Adolescence is defined as the period between 10 and 19 years of age, is a stage characterized by accelerated body growth, the appearance and development of secondary sexual characteristics, in addition to the consolidation of psychosocial identity.

The appearance of sexual desire can bring the initiation of sexual relations at an early age, this together with socio -economic factors and misinformation in the subject, it can lead to unwanted pregnancies at a young age.

Adolescent pregnancies are associated with high perinatal risks, such as low weight products, premature, malnourished and with cognitive development delay. Due to factors such as family rejection, in addition to emotional and biological immaturity, pregnant adolescents have high rates of school drop -up and drug addiction.

The teenage pregnancy responds to socio -economic factors such as poverty and low schooling;It has been found that 60% of teenage mothers only had basic education and 50% of them had deserted in their studies prior to getting pregnant.

The high risk involved in teenage pregnancy, calls effective strategies for prevention and attention, then the efforts made for this purpose by the federal government will be analyzed, during the administrations between 2006 and 2018.

JUSTIFICATION

The high risk involving a teenage pregnancy requires the implementation of strategies in the health system, designed to prevent it, in addition to serving pregnant adolescents and reducing the danger of developing perinatal pathologies. The nutritionist should be trained in the evaluation and nutrition.

Teenage prevention programs

The adolescent population of Mexico represents a heterogeneous social group characterized by special needs due to their rapid development and increase in the possibilities of getting involved in risk behaviors. The beginning of desire and sexual activity are factors in which they must be educated and guided by the family, educational institutions and the health system, in order to exercise a free and informed sexual life, preventing them from affecting problemsas sexually transmitted infections and unwanted pregnancies.

According to government data, 340 thousand births are recorded annually in women under 19, representing 77 births per thousand adolescents.

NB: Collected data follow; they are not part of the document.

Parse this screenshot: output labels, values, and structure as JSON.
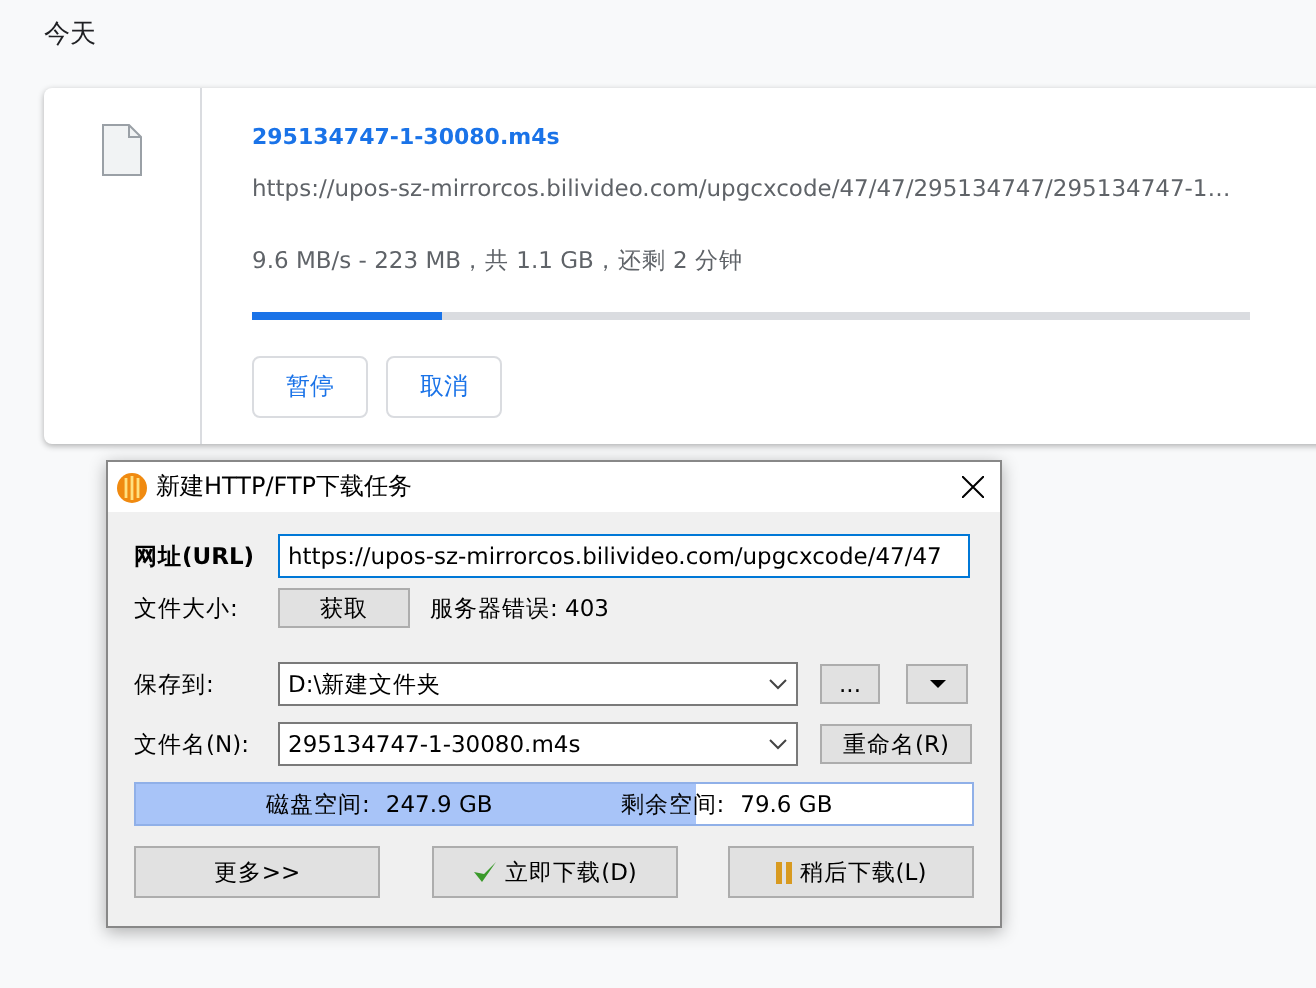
{
  "section_title": "今天",
  "download": {
    "file_name": "295134747-1-30080.m4s",
    "url": "https://upos-sz-mirrorcos.bilivideo.com/upgcxcode/47/47/295134747/295134747-1…",
    "status": "9.6 MB/s - 223 MB，共 1.1 GB，还剩 2 分钟",
    "level": 0.19,
    "buttons": [
      "暂停",
      "取消"
    ]
  },
  "dialog": {
    "title": "新建HTTP/FTP下载任务",
    "url_label": "网址(URL)",
    "url_value": "https://upos-sz-mirrorcos.bilivideo.com/upgcxcode/47/47",
    "size_label": "文件大小:",
    "fetch_button": "获取",
    "size_status": "服务器错误: 403",
    "save_label": "保存到:",
    "save_value": "D:\\新建文件夹",
    "browse_button": "...",
    "name_label": "文件名(N):",
    "name_value": "295134747-1-30080.m4s",
    "rename_button": "重命名(R)",
    "disk": {
      "level": 0.67,
      "total_label": "磁盘空间:",
      "total_value": "247.9 GB",
      "free_label": "剩余空间:",
      "free_value": "79.6 GB"
    },
    "buttons": [
      {
        "kind": "more",
        "label": "更多>>"
      },
      {
        "kind": "now",
        "label": "立即下载(D)"
      },
      {
        "kind": "later",
        "label": "稍后下载(L)"
      }
    ]
  }
}
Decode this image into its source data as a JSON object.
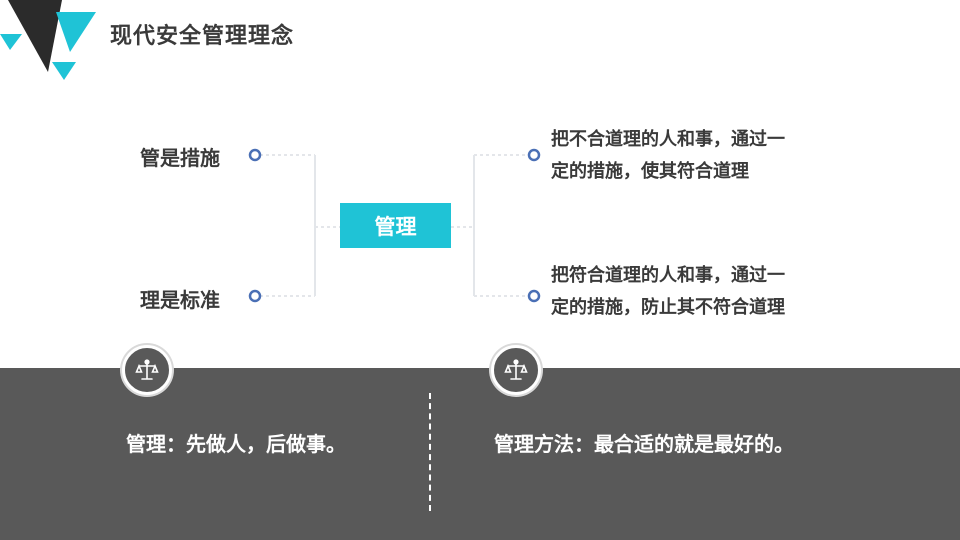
{
  "title": "现代安全管理理念",
  "center_label": "管理",
  "left_items": [
    {
      "label": "管是措施"
    },
    {
      "label": "理是标准"
    }
  ],
  "right_items": [
    {
      "line1": "把不合道理的人和事，通过一",
      "line2": "定的措施，使其符合道理"
    },
    {
      "line1": "把符合道理的人和事，通过一",
      "line2": "定的措施，防止其不符合道理"
    }
  ],
  "bottom": {
    "left_text": "管理：先做人，后做事。",
    "right_text": "管理方法：最合适的就是最好的。",
    "left_icon": "scales-icon",
    "right_icon": "scales-icon"
  },
  "colors": {
    "accent": "#1fc3d6",
    "dark": "#3a3a3a",
    "band": "#595959",
    "node": "#4a6fb5"
  }
}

According to data from the National Health and Nutrition Survey, the adolescent population that began their sex life went from 15% in 2006 to 23% in 2012. In response to this problem, in 2015 the Federal Government created the National Strategy for the Prevention of Pregnancy in Adolescents, which prospects eliminating births in girls from 10 to 14 years, in addition to reducing it to 50% in adolescents from 15 to 19years for 2030. This program observes five specific objectives:

  1. Influence social determinants of health, improve academic achievements, promote positive youth development, reduce poverty and social disparities.
  2. Improve the context to encourage healthy decisions, such as the legal framework.
  3. Provide an integral education of sexuality.
  4. Provide effective access to long -term contraceptive methods.
  5. Provide effective clinical interventions.

 

In the state of Coahuila, it was detected that two out of 10 births are from mothers between 15 and 19 years, it was also observed that, by 2015, 31% of the population was a teenager. The state government set five purposes to reduce teenage pregnancy in the entity:

  1. Contribute to the labor and educational development of adolescents.
  2. Generate conditions for making free, responsible and informed decision making on the exercise of sexuality and prevention prevention.
  3. Guarantee the right of adolescents to free and informed choice in the exercise of sexuality, in addition to access to contraceptives, including prolonged action.
  4. Increase the quality of sexual and reproductive health services for adolescents.
  5. Guarantee the right of girls, boys and adolescents to receive comprehensive sex education at all educational, public or private levels.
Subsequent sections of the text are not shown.